Making the right choices
Until thankfully, I decided to switch myself out of ‘cause’, and into ‘effect’ ie to take control of the situation and consider what options were available to me. This is, importantly, the point I want to make. That even in the most difficult of situations we all still have choices. It’s just about being able to recognise that, especially when times are tough.
So… in the spirit of sharing, which I guess is what social media is all about, I thought it might be useful to list the things that enabled me to create some space. Here goes:
- Using my commute into town to be still and quiet (some would call that mindfulness!) rather than using every second to cram in admin/do hair /make-up/emails/phone calls/social media etc
- Finding that gap in the diary and booking a massage/manicure/facial/lashes (I can highly recommend the latter as it involves two hours of lying down with eyes closed; ie a great excuse for a big nap!)
- Make time to do a good session in the gym or exercise class (boxing has been particularly useful)
- Take a long hot bath (and lock the door so the rugrats can’t come in)
- Cancel non-essential meetings with people who you know will understand and work from home as much as you can to eliminate the stress of the commute – ie give yourself a break!

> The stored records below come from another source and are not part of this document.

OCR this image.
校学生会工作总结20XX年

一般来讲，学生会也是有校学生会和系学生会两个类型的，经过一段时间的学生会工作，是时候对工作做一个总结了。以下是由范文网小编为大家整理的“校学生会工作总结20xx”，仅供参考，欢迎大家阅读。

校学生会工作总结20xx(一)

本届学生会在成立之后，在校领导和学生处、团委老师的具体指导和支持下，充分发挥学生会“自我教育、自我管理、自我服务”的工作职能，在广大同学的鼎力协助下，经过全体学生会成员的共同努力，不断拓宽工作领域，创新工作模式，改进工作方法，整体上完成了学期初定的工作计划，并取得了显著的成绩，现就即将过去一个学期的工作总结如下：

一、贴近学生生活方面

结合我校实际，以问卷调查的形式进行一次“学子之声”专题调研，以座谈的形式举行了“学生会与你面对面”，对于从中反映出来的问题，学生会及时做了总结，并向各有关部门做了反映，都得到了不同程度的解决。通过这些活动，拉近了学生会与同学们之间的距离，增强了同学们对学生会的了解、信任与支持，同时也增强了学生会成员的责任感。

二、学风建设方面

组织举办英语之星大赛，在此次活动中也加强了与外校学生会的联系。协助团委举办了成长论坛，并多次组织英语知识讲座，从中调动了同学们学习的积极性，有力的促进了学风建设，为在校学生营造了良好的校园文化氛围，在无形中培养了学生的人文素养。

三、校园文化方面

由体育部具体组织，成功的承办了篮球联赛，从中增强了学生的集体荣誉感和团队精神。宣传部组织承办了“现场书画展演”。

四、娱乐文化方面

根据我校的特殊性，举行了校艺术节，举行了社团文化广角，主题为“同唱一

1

So in summary, what I am saying is that I have come to terms with the fact there is no magic wand to wave, no single thing that is going to create a huge space around me to grieve in. I have to accept that fact (I have a two year old FFS – I can probably count on one hand the amount of times a month I actually get to go to the loo without interruption!) But the answer, I am realising, is all about making the right choices to find, take, grab and relish in whatever moments you can possibly create to recharge, reconnect and simply allow yourself to breathe.